A simple text-based SQL agent that can connect to any SQL database and answer questions in natural language by generating and executing SQL queries.
- Python 3.7+
- OpenAI API key
git clone https://github.com/your-username/sql-agent-eval.git
cd sql-agent-eval
pip install -e .
export OPENAI_API_KEY="your-openai-api-key-here"
import asyncio
from sql_agent.database import SQLDatabase
from sql_agent.agent import SQLAgent
# Connect to your database
db = SQLDatabase("sqlite:///your_database.db")
# Create an agent
agent = SQLAgent(db, "session_1")
# Ask questions in natural language
async def main():
response = await agent.run("How many customers do we have?")
print(response)
asyncio.run(main())
See notebooks/example.ipynb for a complete example.
- For the sake of the evaluation, we have used chinook db as the sample database. You can find the data here - treat this like your production database.
- Your goal is to build an simulation based evaluation system to evaluate the SQLAgent and find common failure modes across various scenarios.
- Any method that is proposed should take state (here the database) into account. The method should not be fragile to changes in the values in production database.

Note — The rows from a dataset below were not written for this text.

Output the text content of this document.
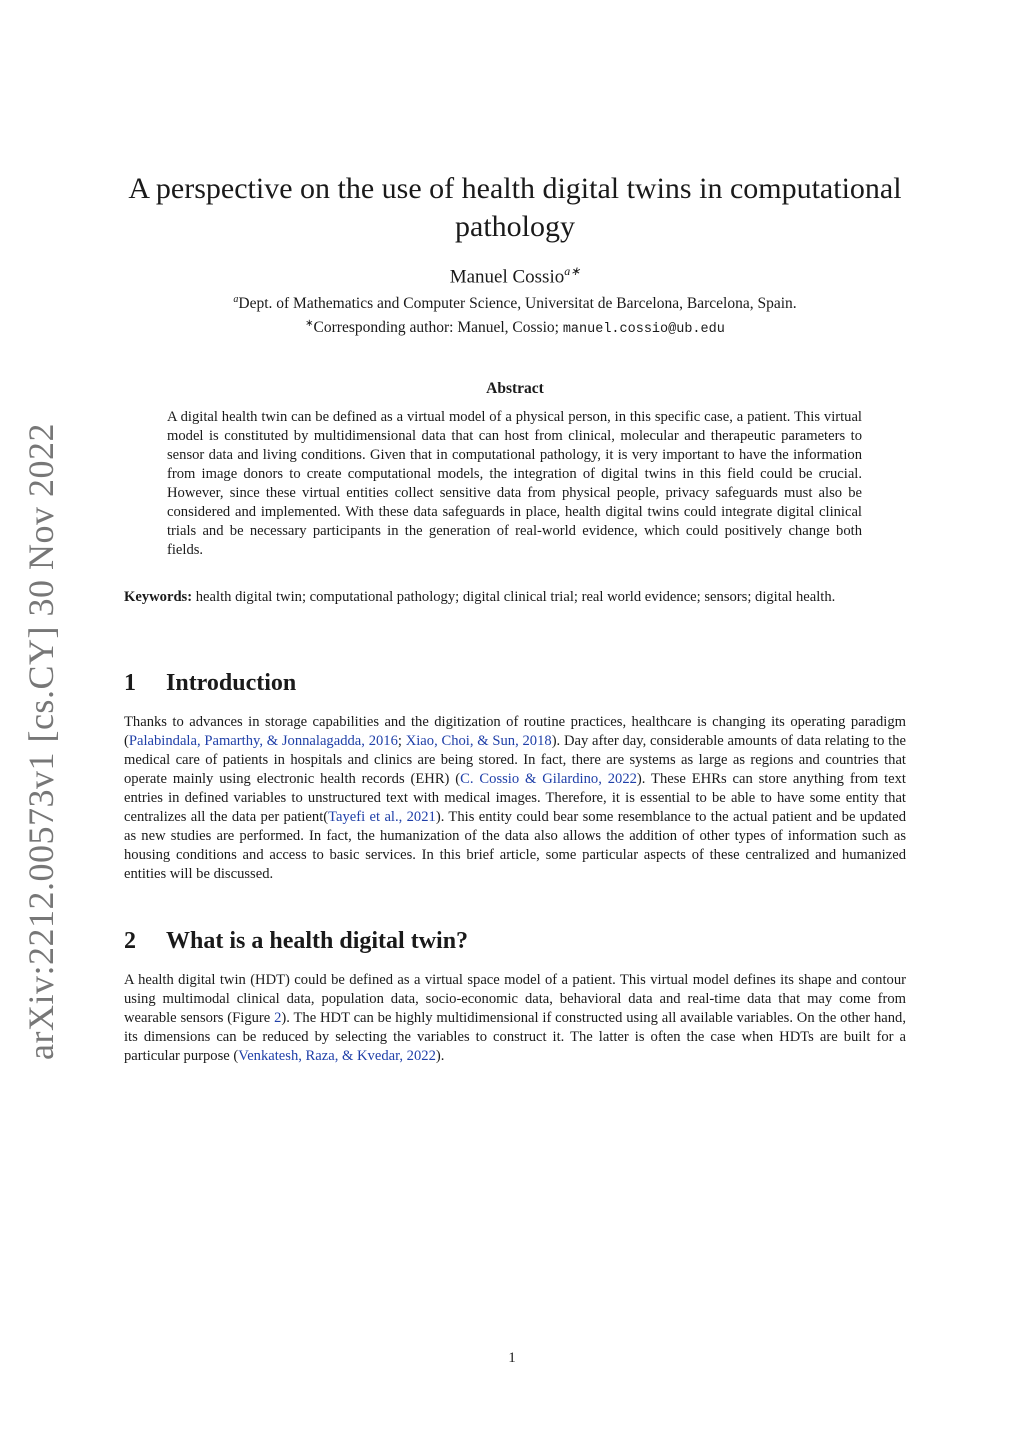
arXiv:2212.00573v1 [cs.CY] 30 Nov 2022
A perspective on the use of health digital twins in computational pathology
Manuel Cossio$^{a∗}$
$^a$Dept. of Mathematics and Computer Science, Universitat de Barcelona, Barcelona, Spain.
∗Corresponding author: Manuel, Cossio; manuel.cossio@ub.edu
Abstract

A digital health twin can be defined as a virtual model of a physical person, in this specific case, a patient. This virtual model is constituted by multidimensional data that can host from clinical, molecular and therapeutic parameters to sensor data and living conditions. Given that in computational pathology, it is very important to have the information from image donors to create computational models, the integration of digital twins in this field could be crucial. However, since these virtual entities collect sensitive data from physical people, privacy safeguards must also be considered and implemented. With these data safeguards in place, health digital twins could integrate digital clinical trials and be necessary participants in the generation of real-world evidence, which could positively change both fields.

Keywords: health digital twin; computational pathology; digital clinical trial; real world evidence; sensors; digital health.

1 Introduction

Thanks to advances in storage capabilities and the digitization of routine practices, healthcare is changing its operating paradigm (Palabindala, Pamarthy, & Jonnalagadda, 2016; Xiao, Choi, & Sun, 2018). Day after day, considerable amounts of data relating to the medical care of patients in hospitals and clinics are being stored. In fact, there are systems as large as regions and countries that operate mainly using electronic health records (EHR) (C. Cossio & Gilardino, 2022). These EHRs can store anything from text entries in defined variables to unstructured text with medical images. Therefore, it is essential to be able to have some entity that centralizes all the data per patient(Tayefi et al., 2021). This entity could bear some resemblance to the actual patient and be updated as new studies are performed. In fact, the humanization of the data also allows the addition of other types of information such as housing conditions and access to basic services. In this brief article, some particular aspects of these centralized and humanized entities will be discussed.

2 What is a health digital twin?

A health digital twin (HDT) could be defined as a virtual space model of a patient. This virtual model defines its shape and contour using multimodal clinical data, population data, socio-economic data, behavioral data and real-time data that may come from wearable sensors (Figure 2). The HDT can be highly multidimensional if constructed using all available variables. On the other hand, its dimensions can be reduced by selecting the variables to construct it. The latter is often the case when HDTs are built for a particular purpose (Venkatesh, Raza, & Kvedar, 2022).

1
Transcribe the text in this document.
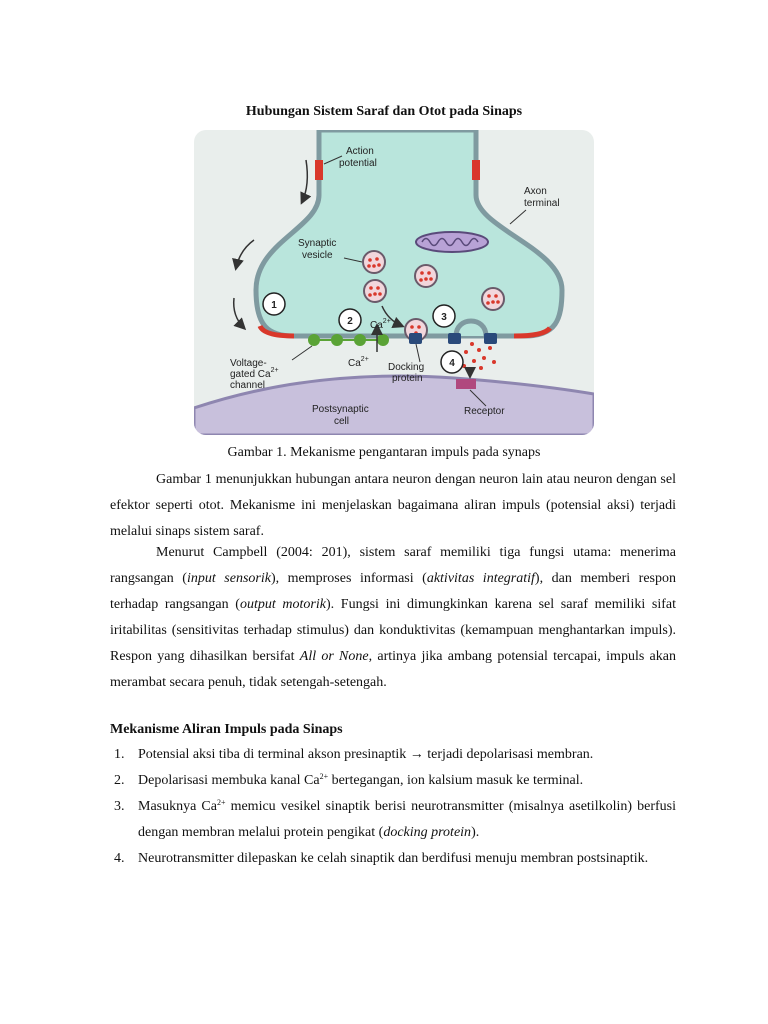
Hubungan Sistem Saraf dan Otot pada Sinaps
1
2	3
4
Action
potential
Axon
terminal
Synaptic
vesicle
$Ca^{2+}$
$Ca^{2+}$
Voltage-
gated $Ca^{2+}$
channel
Docking
protein
Postsynaptic
cell
Receptor
Gambar 1. Mekanisme pengantaran impuls pada synaps

Gambar 1 menunjukkan hubungan antara neuron dengan neuron lain atau neuron dengan sel efektor seperti otot. Mekanisme ini menjelaskan bagaimana aliran impuls (potensial aksi) terjadi melalui sinaps sistem saraf.

Menurut Campbell (2004: 201), sistem saraf memiliki tiga fungsi utama: menerima rangsangan (input sensorik), memproses informasi (aktivitas integratif), dan memberi respon terhadap rangsangan (output motorik). Fungsi ini dimungkinkan karena sel saraf memiliki sifat iritabilitas (sensitivitas terhadap stimulus) dan konduktivitas (kemampuan menghantarkan impuls). Respon yang dihasilkan bersifat All or None, artinya jika ambang potensial tercapai, impuls akan merambat secara penuh, tidak setengah-setengah.

Mekanisme Aliran Impuls pada Sinaps
1. Potensial aksi tiba di terminal akson presinaptik → terjadi depolarisasi membran.
2. Depolarisasi membuka kanal $Ca^{2+}$ bertegangan, ion kalsium masuk ke terminal.
3. Masuknya $Ca^{2+}$ memicu vesikel sinaptik berisi neurotransmitter (misalnya asetilkolin) berfusi dengan membran melalui protein pengikat (docking protein).
4. Neurotransmitter dilepaskan ke celah sinaptik dan berdifusi menuju membran postsinaptik.
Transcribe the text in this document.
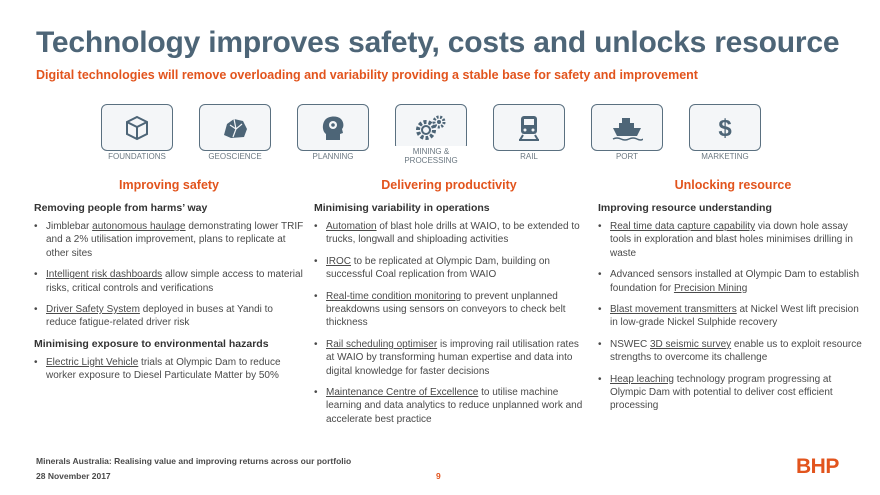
Technology improves safety, costs and unlocks resource
Digital technologies will remove overloading and variability providing a stable base for safety and improvement
FOUNDATIONS	GEOSCIENCE	PLANNING
MINING &
PROCESSING	RAIL	PORT
$
MARKETING
Improving safety
Removing people from harms’ way
• Jimblebar autonomous haulage demonstrating lower TRIF and a 2% utilisation improvement, plans to replicate at other sites
• Intelligent risk dashboards allow simple access to material risks, critical controls and verifications
• Driver Safety System deployed in buses at Yandi to reduce fatigue-related driver risk
Minimising exposure to environmental hazards
• Electric Light Vehicle trials at Olympic Dam to reduce worker exposure to Diesel Particulate Matter by 50%
Delivering productivity
Minimising variability in operations
• Automation of blast hole drills at WAIO, to be extended to trucks, longwall and shiploading activities
• IROC to be replicated at Olympic Dam, building on successful Coal replication from WAIO
• Real-time condition monitoring to prevent unplanned breakdowns using sensors on conveyors to check belt thickness
• Rail scheduling optimiser is improving rail utilisation rates at WAIO by transforming human expertise and data into digital knowledge for faster decisions
• Maintenance Centre of Excellence to utilise machine learning and data analytics to reduce unplanned work and accelerate best practice
Unlocking resource
Improving resource understanding
• Real time data capture capability via down hole assay tools in exploration and blast holes minimises drilling in waste
• Advanced sensors installed at Olympic Dam to establish foundation for Precision Mining
• Blast movement transmitters at Nickel West lift precision in low-grade Nickel Sulphide recovery
• NSWEC 3D seismic survey enable us to exploit resource strengths to overcome its challenge
• Heap leaching technology program progressing at Olympic Dam with potential to deliver cost efficient processing
Minerals Australia: Realising value and improving returns across our portfolio
28 November 2017	9	BHP
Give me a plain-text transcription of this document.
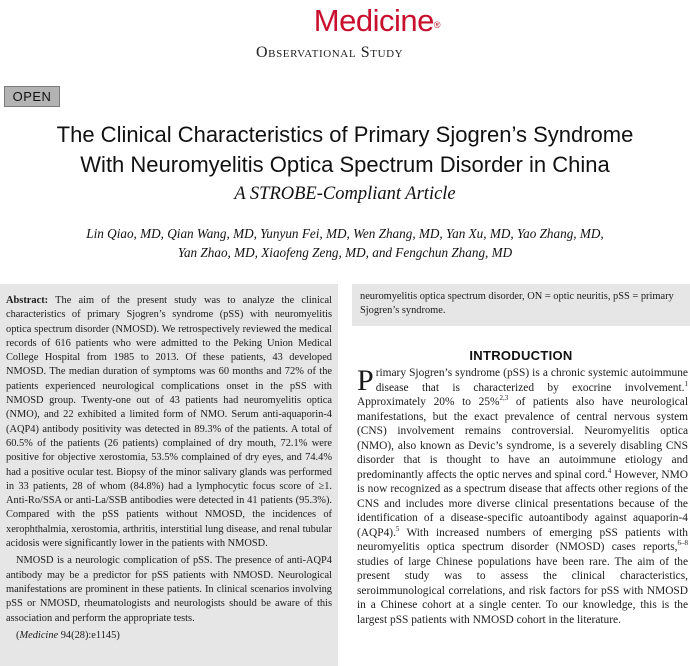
Medicine®
Observational Study
OPEN
The Clinical Characteristics of Primary Sjogren’s Syndrome
With Neuromyelitis Optica Spectrum Disorder in China
A STROBE-Compliant Article
Lin Qiao, MD, Qian Wang, MD, Yunyun Fei, MD, Wen Zhang, MD, Yan Xu, MD, Yao Zhang, MD,
Yan Zhao, MD, Xiaofeng Zeng, MD, and Fengchun Zhang, MD

Abstract: The aim of the present study was to analyze the clinical characteristics of primary Sjogren’s syndrome (pSS) with neuromyelitis optica spectrum disorder (NMOSD). We retrospectively reviewed the medical records of 616 patients who were admitted to the Peking Union Medical College Hospital from 1985 to 2013. Of these patients, 43 developed NMOSD. The median duration of symptoms was 60 months and 72% of the patients experienced neurological complications onset in the pSS with NMOSD group. Twenty-one out of 43 patients had neuromyelitis optica (NMO), and 22 exhibited a limited form of NMO. Serum anti-aquaporin-4 (AQP4) antibody positivity was detected in 89.3% of the patients. A total of 60.5% of the patients (26 patients) complained of dry mouth, 72.1% were positive for objective xerostomia, 53.5% complained of dry eyes, and 74.4% had a positive ocular test. Biopsy of the minor salivary glands was performed in 33 patients, 28 of whom (84.8%) had a lymphocytic focus score of ≥1. Anti-Ro/SSA or anti-La/SSB antibodies were detected in 41 patients (95.3%). Compared with the pSS patients without NMOSD, the incidences of xerophthalmia, xerostomia, arthritis, interstitial lung disease, and renal tubular acidosis were significantly lower in the patients with NMOSD.

NMOSD is a neurologic complication of pSS. The presence of anti-AQP4 antibody may be a predictor for pSS patients with NMOSD. Neurological manifestations are prominent in these patients. In clinical scenarios involving pSS or NMOSD, rheumatologists and neurologists should be aware of this association and perform the appropriate tests.

(Medicine 94(28):e1145)

neuromyelitis optica spectrum disorder, ON = optic neuritis, pSS = primary Sjogren’s syndrome.
INTRODUCTION
Primary Sjogren’s syndrome (pSS) is a chronic systemic autoimmune disease that is characterized by exocrine involvement.$^1$ Approximately 20% to 25%$^{2,3}$ of patients also have neurological manifestations, but the exact prevalence of central nervous system (CNS) involvement remains controversial. Neuromyelitis optica (NMO), also known as Devic’s syndrome, is a severely disabling CNS disorder that is thought to have an autoimmune etiology and predominantly affects the optic nerves and spinal cord.$^4$ However, NMO is now recognized as a spectrum disease that affects other regions of the CNS and includes more diverse clinical presentations because of the identification of a disease-specific autoantibody against aquaporin-4 (AQP4).$^5$ With increased numbers of emerging pSS patients with neuromyelitis optica spectrum disorder (NMOSD) cases reports,$^{6-8}$ studies of large Chinese populations have been rare. The aim of the present study was to assess the clinical characteristics, seroimmunological correlations, and risk factors for pSS with NMOSD in a Chinese cohort at a single center. To our knowledge, this is the largest pSS patients with NMOSD cohort in the literature.
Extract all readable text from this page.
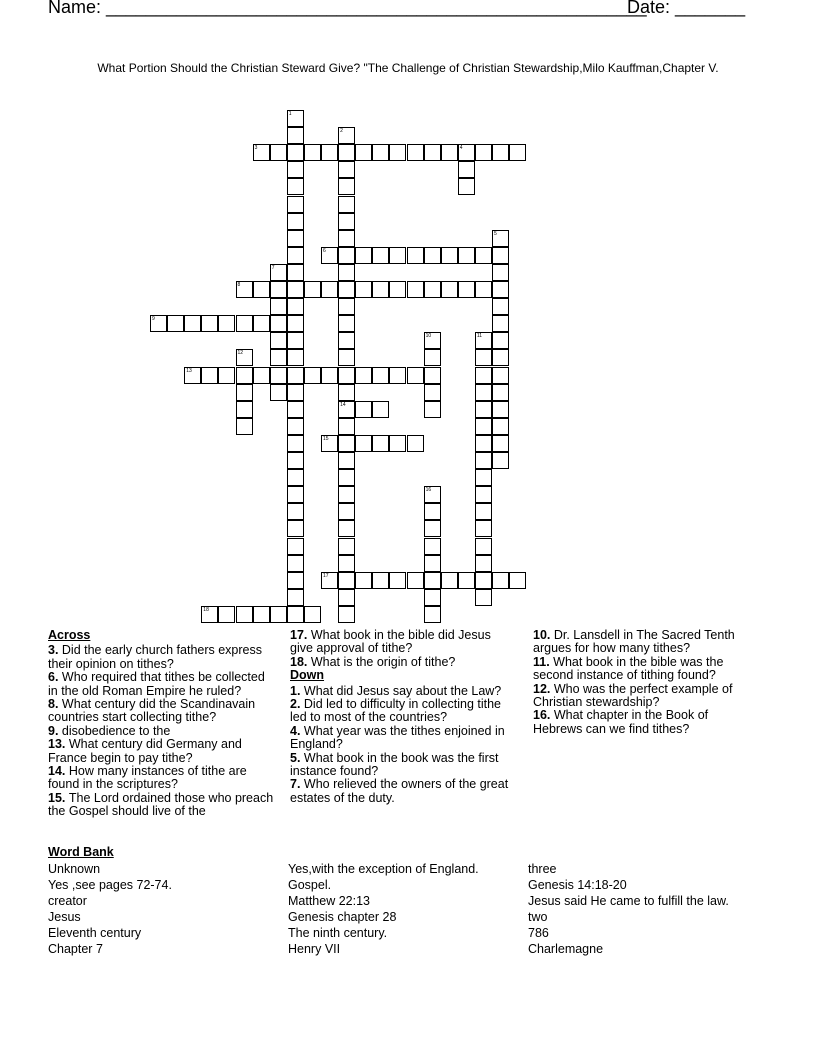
Name: ______________________________________________________
Date: _______
What Portion Should the Christian Steward Give? "The Challenge of Christian Stewardship,Milo Kauffman,Chapter V.
1
2
14
3	4
5
6
7
8
9
10	11
12
13
15
16
17
18
Across
3. Did the early church fathers express their opinion on tithes?
6. Who required that tithes be collected in the old Roman Empire he ruled?
8. What century did the Scandinavain countries start collecting tithe?
9. disobedience to the
13. What century did Germany and France begin to pay tithe?
14. How many instances of tithe are found in the scriptures?
15. The Lord ordained those who preach the Gospel should live of the
17. What book in the bible did Jesus give approval of tithe?
18. What is the origin of tithe?
Down
1. What did Jesus say about the Law?
2. Did led to difficulty in collecting tithe led to most of the countries?
4. What year was the tithes enjoined in England?
5. What book in the book was the first instance found?
7. Who relieved the owners of the great estates of the duty.
10. Dr. Lansdell in The Sacred Tenth argues for how many tithes?
11. What book in the bible was the second instance of tithing found?
12. Who was the perfect example of Christian stewardship?
16. What chapter in the Book of Hebrews can we find tithes?
Word Bank
Unknown
Yes ,see pages 72-74.
creator
Jesus
Eleventh century
Chapter 7
Yes,with the exception of England.
Gospel.
Matthew 22:13
Genesis chapter 28
The ninth century.
Henry VII
three
Genesis 14:18-20
Jesus said He came to fulfill the law.
two
786
Charlemagne
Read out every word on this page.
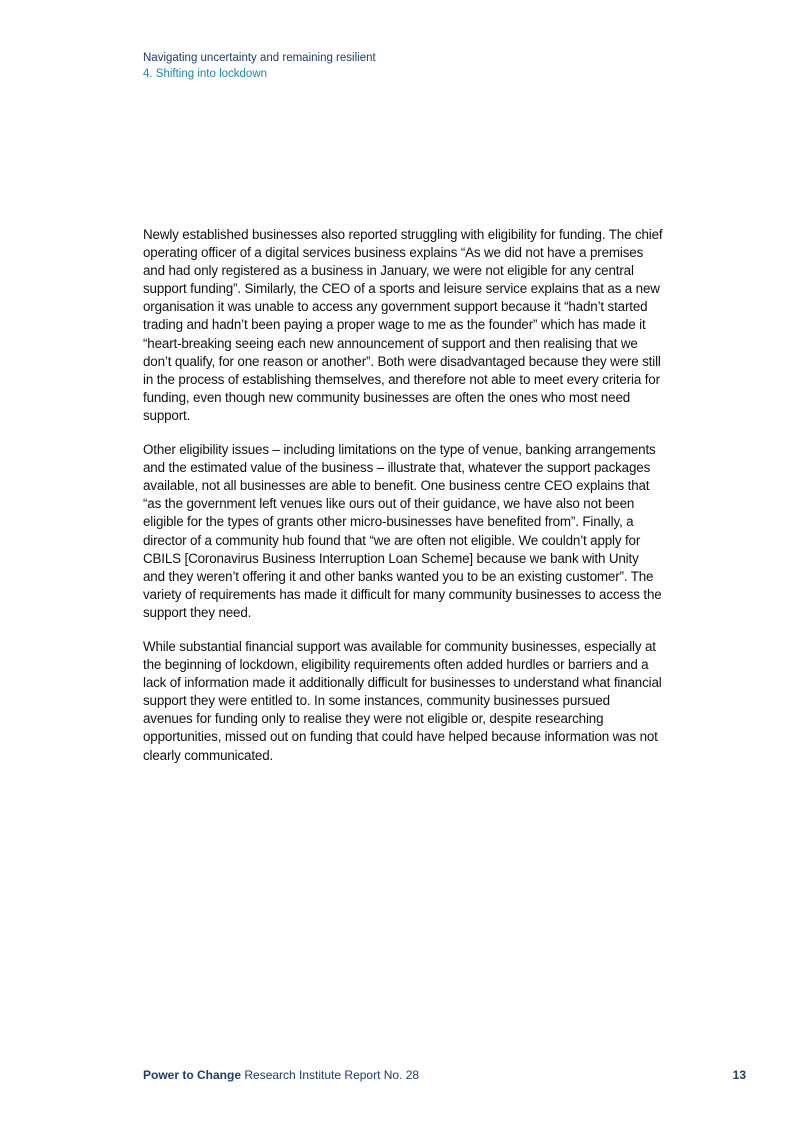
Navigating uncertainty and remaining resilient
4. Shifting into lockdown

Newly established businesses also reported struggling with eligibility for funding. The chief operating officer of a digital services business explains “As we did not have a premises and had only registered as a business in January, we were not eligible for any central support funding”. Similarly, the CEO of a sports and leisure service explains that as a new organisation it was unable to access any government support because it “hadn’t started trading and hadn’t been paying a proper wage to me as the founder” which has made it “heart-breaking seeing each new announcement of support and then realising that we don’t qualify, for one reason or another”. Both were disadvantaged because they were still in the process of establishing themselves, and therefore not able to meet every criteria for funding, even though new community businesses are often the ones who most need support.

Other eligibility issues – including limitations on the type of venue, banking arrangements and the estimated value of the business – illustrate that, whatever the support packages available, not all businesses are able to benefit. One business centre CEO explains that “as the government left venues like ours out of their guidance, we have also not been eligible for the types of grants other micro-businesses have benefited from”. Finally, a director of a community hub found that “we are often not eligible. We couldn’t apply for CBILS [Coronavirus Business Interruption Loan Scheme] because we bank with Unity and they weren’t offering it and other banks wanted you to be an existing customer”. The variety of requirements has made it difficult for many community businesses to access the support they need.

While substantial financial support was available for community businesses, especially at the beginning of lockdown, eligibility requirements often added hurdles or barriers and a lack of information made it additionally difficult for businesses to understand what financial support they were entitled to. In some instances, community businesses pursued avenues for funding only to realise they were not eligible or, despite researching opportunities, missed out on funding that could have helped because information was not clearly communicated.

Power to Change Research Institute Report No. 28	13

- You can modify the SQLAgent code if needed by adding minimal code changes, but the goal is to evaluate the system as is.
- An ideal outcome from the evaluation would look somewhat like this:
Scenarios vs Error Types | Invalid SQL | Incorrect Results | Hallucination | Schema Understanding | Security Violations |
---|---|---|---|---|---|
Basic Information Retrieval | 0.2% | 0.5% | 0.1% | 0.0% | 0.0% |
Filtering and Sorting | 0.8% | 1.5% | 0.5% | 1.2% | 0.0% |
Complex Multi-Table Joins | 2.5% | 3.0% | 1.2% | 3.5% | 0.2% |
Aggregations and Grouping | 1.8% | 2.2% | 0.8% | 2.0% | 0.1% |
Data Modification Attempts | 3.5% | 2.8% | 1.5% | 3.2% | 0.5% |
Ambiguous User Questions | 4.0% | 4.5% | 6.0% | 3.8% | 0.8% |
Sensitive Data Access Requests | 3.2% | 4.0% | 2.5% | 3.0% | 1.5% |
This would enable to developers to focus on the high impact areas and improve the system.
- Fork the repo
- Push your solution to your fork.
- Add a detailed README with your approach, instructions to run the code, and any other details.